O que aconteceu na queda do voo da Air India, em Ahmedabad, completa um ano. A aeronave caiu 32 segundos após a decolagem, levando à morte de 260 pessoas, sendo 241 a bordo e 19 no solo. Apenas um passageiro sobreviveu. O acidente é um dos mais fatais da história da aviação na Índia.
A família Patel — Ashok e Shobhana, bem como seus filhos — participou ativamente das buscas por identificação das vítimas. Em Hyderabad, ossos, amostras de DNA e registros dentários foram usados para confirmar identidades. O transporte de restos para o Reino Unido levou pouco mais de uma semana.
O caso dos Patels ganhou contornos complexos após exames revelou que a urna de uma mãe continha restos de outra pessoa. Testes adicionais indicaram identidade desconhecida, provocando atraso nos ritos fúnebres. A polícia londrina comunicou o achado à família, que pediu separação dos restos para o sepultamento conjunto.

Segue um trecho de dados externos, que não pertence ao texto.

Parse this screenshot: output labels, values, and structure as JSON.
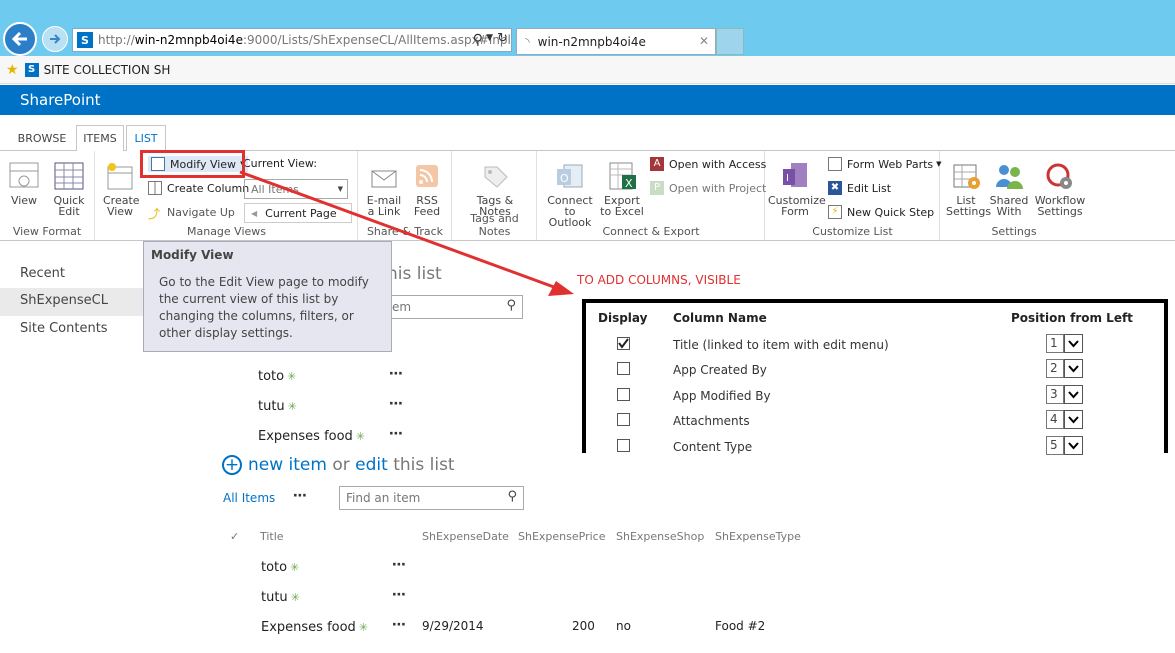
{
  "browser": {
    "url": "http://win-n2mnpb4oi4e:9000/Lists/ShExpenseCL/AllItems.aspx#Inpl",
    "url_host": "win-n2mnpb4oi4e",
    "url_rest": ":9000/Lists/ShExpenseCL/AllItems.aspx#Inpl",
    "url_prefix": "http://",
    "tab_title": "win-n2mnpb4oi4e",
    "favorite": "SITE COLLECTION SH"
  },
  "suite": {
    "brand": "SharePoint"
  },
  "ribbon_tabs": [
    "BROWSE",
    "ITEMS",
    "LIST"
  ],
  "ribbon": {
    "view_format": {
      "label": "View Format",
      "view": "View",
      "quick_edit": "Quick Edit"
    },
    "manage_views": {
      "label": "Manage Views",
      "create_view": "Create View",
      "modify_view": "Modify View",
      "create_column": "Create Column",
      "navigate_up": "Navigate Up",
      "current_view_label": "Current View:",
      "current_view_value": "All Items",
      "current_page": "Current Page"
    },
    "share_track": {
      "label": "Share & Track",
      "email": "E-mail a Link",
      "rss": "RSS Feed"
    },
    "tags_notes": {
      "label": "Tags and Notes",
      "tags": "Tags & Notes"
    },
    "connect_export": {
      "label": "Connect & Export",
      "outlook": "Connect to Outlook",
      "excel": "Export to Excel",
      "access": "Open with Access",
      "project": "Open with Project"
    },
    "customize_list": {
      "label": "Customize List",
      "customize_form": "Customize Form",
      "form_web_parts": "Form Web Parts",
      "edit_list": "Edit List",
      "new_quick_step": "New Quick Step"
    },
    "settings": {
      "label": "Settings",
      "list_settings": "List Settings",
      "shared_with": "Shared With",
      "workflow_settings": "Workflow Settings"
    }
  },
  "tooltip": {
    "title": "Modify View",
    "body": "Go to the Edit View page to modify the current view of this list by changing the columns, filters, or other display settings."
  },
  "left_nav": [
    "Recent",
    "ShExpenseCL",
    "Site Contents"
  ],
  "upper_list": {
    "title_fragment": "his list",
    "search_fragment": "em",
    "items": [
      "toto",
      "tutu",
      "Expenses food"
    ]
  },
  "annotation": "TO ADD COLUMNS, VISIBLE",
  "columns_panel": {
    "headers": {
      "display": "Display",
      "column_name": "Column Name",
      "position": "Position from Left"
    },
    "rows": [
      {
        "checked": true,
        "name": "Title (linked to item with edit menu)",
        "position": "1"
      },
      {
        "checked": false,
        "name": "App Created By",
        "position": "2"
      },
      {
        "checked": false,
        "name": "App Modified By",
        "position": "3"
      },
      {
        "checked": false,
        "name": "Attachments",
        "position": "4"
      },
      {
        "checked": false,
        "name": "Content Type",
        "position": "5"
      }
    ]
  },
  "lower_list": {
    "new_item": "new item",
    "or": "or",
    "edit": "edit",
    "this_list": "this list",
    "view_name": "All Items",
    "search_placeholder": "Find an item",
    "columns": [
      "Title",
      "ShExpenseDate",
      "ShExpensePrice",
      "ShExpenseShop",
      "ShExpenseType"
    ],
    "rows": [
      {
        "title": "toto",
        "date": "",
        "price": "",
        "shop": "",
        "type": ""
      },
      {
        "title": "tutu",
        "date": "",
        "price": "",
        "shop": "",
        "type": ""
      },
      {
        "title": "Expenses food",
        "date": "9/29/2014",
        "price": "200",
        "shop": "no",
        "type": "Food #2"
      }
    ]
  },
  "colors": {
    "accent": "#0072c6",
    "highlight": "#e0302f",
    "new_icon": "#6aa84f"
  }
}
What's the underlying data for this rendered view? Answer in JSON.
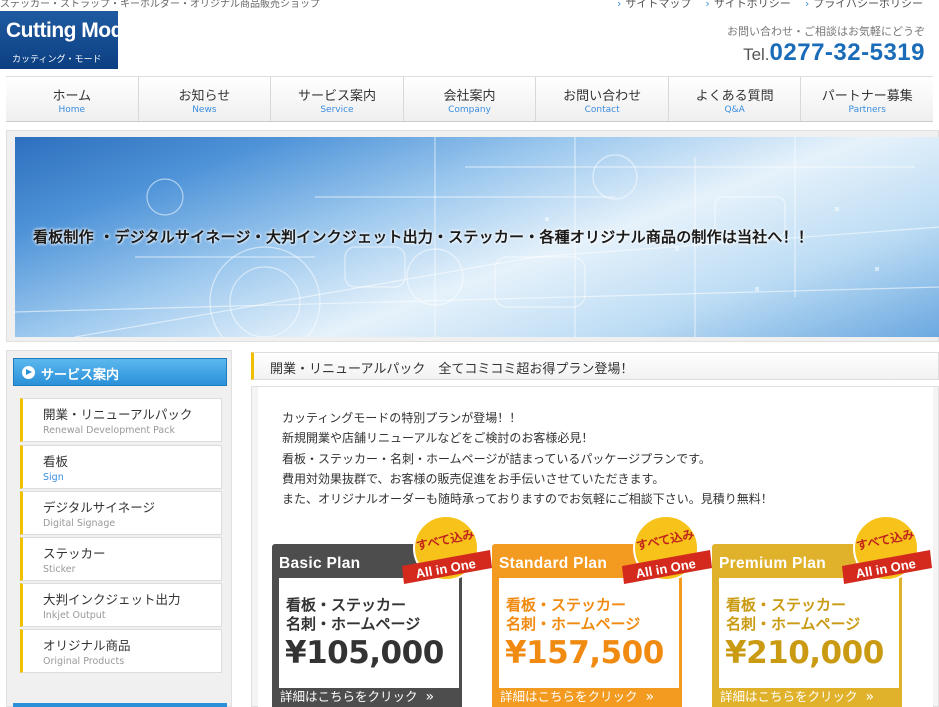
{
  "header": {
    "tagline": "ステッカー・ストラップ・キーホルダー・オリジナル商品販売ショップ",
    "logo_main": "Cutting Mode",
    "logo_sub": "カッティング・モード",
    "util_links": [
      "サイトマップ",
      "サイトポリシー",
      "プライバシーポリシー"
    ],
    "contact_note": "お問い合わせ・ご相談はお気軽にどうぞ",
    "phone_prefix": "Tel.",
    "phone": "0277-32-5319"
  },
  "nav": [
    {
      "jp": "ホーム",
      "en": "Home"
    },
    {
      "jp": "お知らせ",
      "en": "News"
    },
    {
      "jp": "サービス案内",
      "en": "Service"
    },
    {
      "jp": "会社案内",
      "en": "Company"
    },
    {
      "jp": "お問い合わせ",
      "en": "Contact"
    },
    {
      "jp": "よくある質問",
      "en": "Q&A"
    },
    {
      "jp": "パートナー募集",
      "en": "Partners"
    }
  ],
  "banner": {
    "text": "看板制作 ・デジタルサイネージ・大判インクジェット出力・ステッカー・各種オリジナル商品の制作は当社へ！！"
  },
  "sidebar": {
    "title": "サービス案内",
    "items": [
      {
        "jp": "開業・リニューアルパック",
        "en": "Renewal Development Pack"
      },
      {
        "jp": "看板",
        "en": "Sign"
      },
      {
        "jp": "デジタルサイネージ",
        "en": "Digital Signage"
      },
      {
        "jp": "ステッカー",
        "en": "Sticker"
      },
      {
        "jp": "大判インクジェット出力",
        "en": "Inkjet Output"
      },
      {
        "jp": "オリジナル商品",
        "en": "Original Products"
      }
    ]
  },
  "main": {
    "title": "開業・リニューアルパック　全てコミコミ超お得プラン登場！",
    "intro": [
      "カッティングモードの特別プランが登場！！",
      "新規開業や店舗リニューアルなどをご検討のお客様必見！",
      "看板・ステッカー・名刺・ホームページが詰まっているパッケージプランです。",
      "費用対効果抜群で、お客様の販売促進をお手伝いさせていただきます。",
      "また、オリジナルオーダーも随時承っておりますのでお気軽にご相談下さい。見積り無料！"
    ],
    "badge_top": "すべて込み",
    "badge_bottom": "All in One",
    "plans": [
      {
        "name": "Basic Plan",
        "line1": "看板・ステッカー",
        "line2": "名刺・ホームページ",
        "price": "¥105,000",
        "more": "詳細はこちらをクリック"
      },
      {
        "name": "Standard Plan",
        "line1": "看板・ステッカー",
        "line2": "名刺・ホームページ",
        "price": "¥157,500",
        "more": "詳細はこちらをクリック"
      },
      {
        "name": "Premium Plan",
        "line1": "看板・ステッカー",
        "line2": "名刺・ホームページ",
        "price": "¥210,000",
        "more": "詳細はこちらをクリック"
      }
    ]
  },
  "colors": {
    "brand_blue": "#1a6cb8",
    "accent_yellow": "#f0c000",
    "basic": "#4d4d4d",
    "standard": "#f39a20",
    "premium": "#e0b22c",
    "badge_red": "#d42a1e"
  }
}
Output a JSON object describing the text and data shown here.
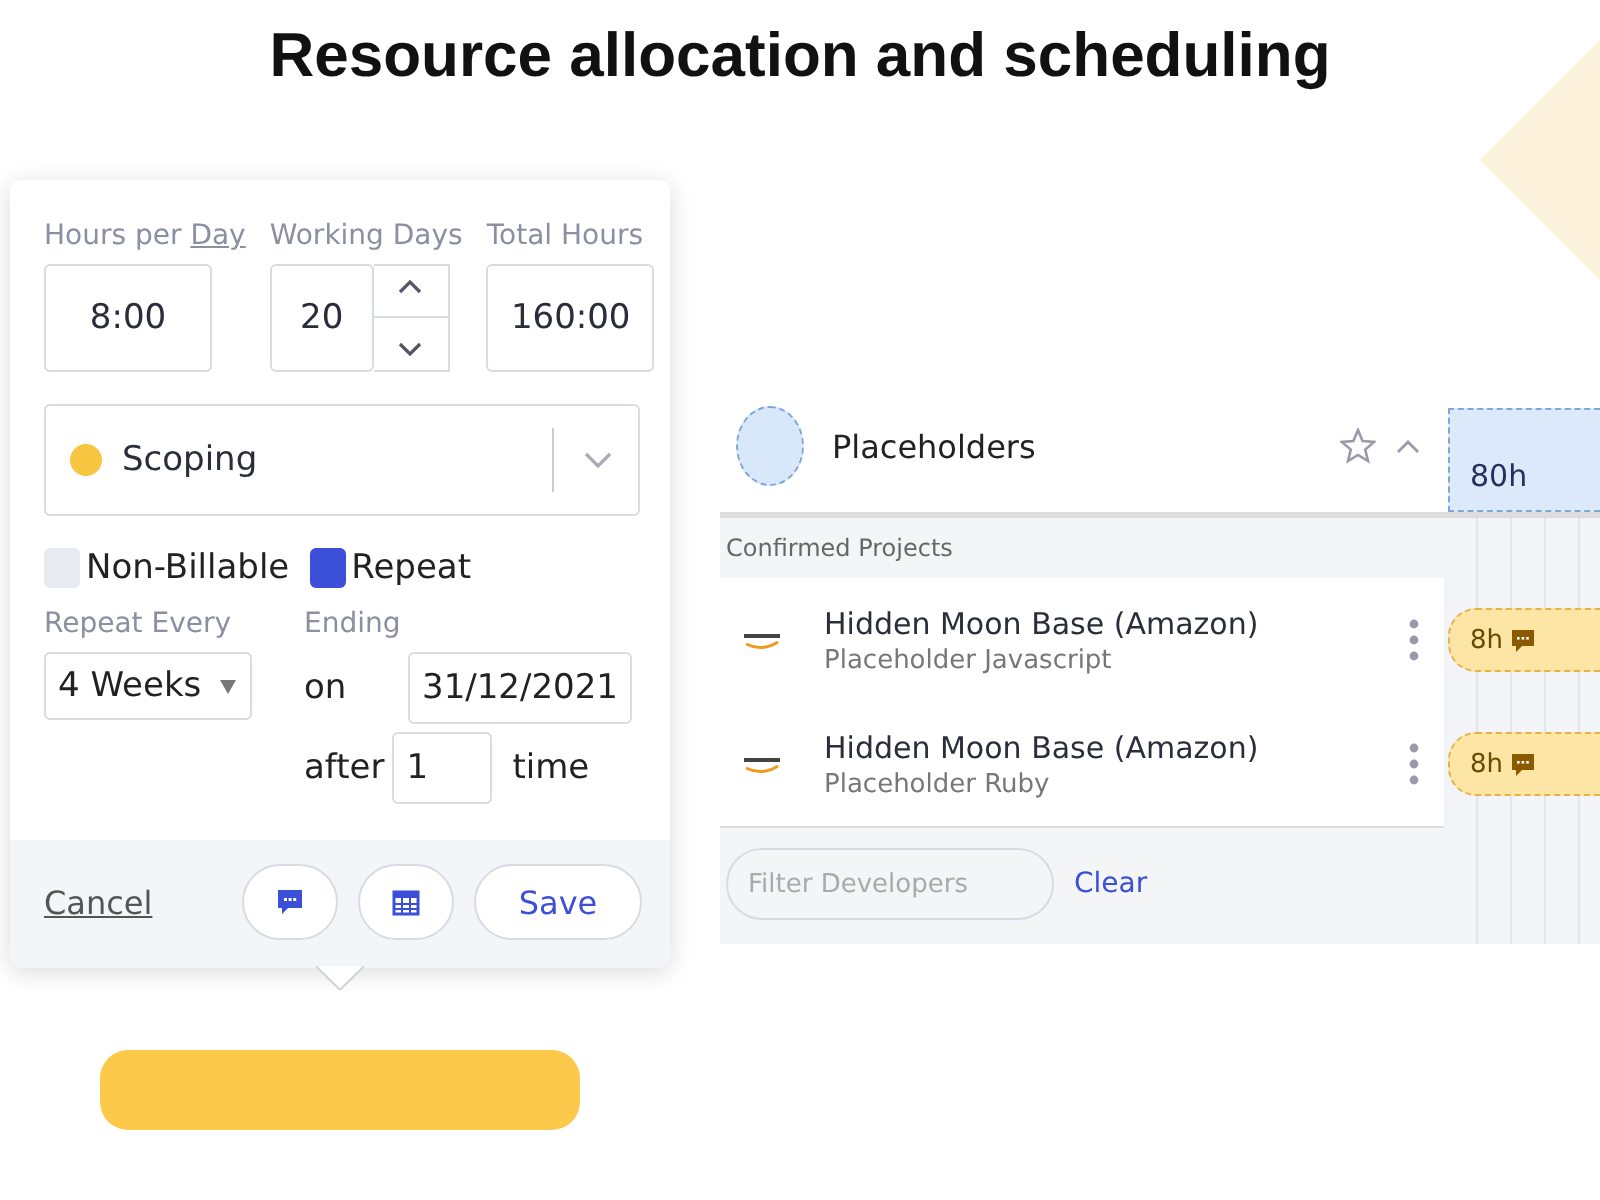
{
  "title": "Resource allocation and scheduling",
  "popup": {
    "hours_per_day": {
      "label": "Hours per",
      "link": "Day",
      "value": "8:00"
    },
    "working_days": {
      "label": "Working Days",
      "value": "20"
    },
    "total_hours": {
      "label": "Total Hours",
      "value": "160:00"
    },
    "status": {
      "label": "Scoping",
      "color": "#f8c540"
    },
    "checkboxes": [
      {
        "label": "Non-Billable",
        "checked": false
      },
      {
        "label": "Repeat",
        "checked": true
      }
    ],
    "repeat_every": {
      "label": "Repeat Every",
      "value": "4 Weeks"
    },
    "ending": {
      "label": "Ending",
      "on_label": "on",
      "on_value": "31/12/2021",
      "after_label": "after",
      "after_value": "1",
      "after_unit": "time"
    },
    "footer": {
      "cancel": "Cancel",
      "save": "Save"
    }
  },
  "placeholders": {
    "title": "Placeholders",
    "starred": false,
    "expanded": true,
    "total": "80h"
  },
  "section": "Confirmed Projects",
  "projects": [
    {
      "name": "Hidden Moon Base (Amazon)",
      "role": "Placeholder Javascript",
      "hours": "8h"
    },
    {
      "name": "Hidden Moon Base (Amazon)",
      "role": "Placeholder Ruby",
      "hours": "8h"
    }
  ],
  "filter": {
    "placeholder": "Filter Developers",
    "clear": "Clear"
  }
}
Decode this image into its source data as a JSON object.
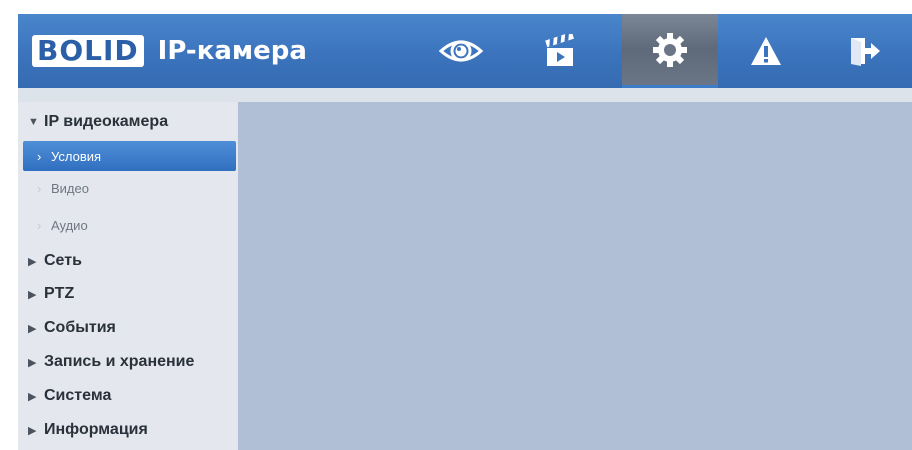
{
  "header": {
    "logo_text": "BOLID",
    "product_title": "IP-камера",
    "nav": [
      {
        "icon": "eye-icon",
        "name": "live-view"
      },
      {
        "icon": "clapperboard-icon",
        "name": "playback"
      },
      {
        "icon": "gear-icon",
        "name": "settings",
        "active": true
      },
      {
        "icon": "warning-icon",
        "name": "alarm"
      },
      {
        "icon": "exit-icon",
        "name": "logout"
      }
    ]
  },
  "sidebar": {
    "sections": [
      {
        "label": "IP видеокамера",
        "expanded": true
      },
      {
        "label": "Сеть"
      },
      {
        "label": "PTZ"
      },
      {
        "label": "События"
      },
      {
        "label": "Запись и хранение"
      },
      {
        "label": "Система"
      },
      {
        "label": "Информация"
      }
    ],
    "subitems": [
      {
        "label": "Условия",
        "selected": true
      },
      {
        "label": "Видео"
      },
      {
        "label": "Аудио"
      }
    ]
  },
  "colors": {
    "header_blue": "#3b74bd",
    "selected_blue": "#2f6fbf",
    "content_bg": "#b0bfd5",
    "sidebar_bg": "#e4e8ee"
  }
}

Investigação e desdobramentos apontam dificuldades no reconhecimento. O inquérito no Reino Unido, aberto nesta semana pela perita Fiona Wilcox, destaca que palm prints e DNA foram enviados à Índia sem confirmação de nome do homem. A identificação do individuo permanece pendente, com especial atenção para o tempo decorrido.
A operação de emergências no local enfrentou dezenas de dificuldades. O acidente ocorreu em uma área de 37 mil metros quadrados, com destroços espalhados e corpos gravemente carbonizados. Profissionais destacam que a alta temperatura danificou traços visuais que ajudam na identificação.
Especialistas indicam que a identificação por meio de registros dentários é rápida e confiável, mas as autoridades priorizaram o DNA, gerando gargalos no laboratório de Gandhinagar, próximo a Ahmedabad. As diretrizes do NDMA apontam necessidade de mais laboratórios regionais de DNA e uso maior de identificação dentária.
A família Patels segue lutando pela resolução do caso, afirmando que o retorno da mãe ocorreu com a presença de outra pessoa. Além disso, o processo de identificação continua, com a esperança de concluir o reconhecimento de todos os corpos e encerrar o episódio para as famílias afetadas.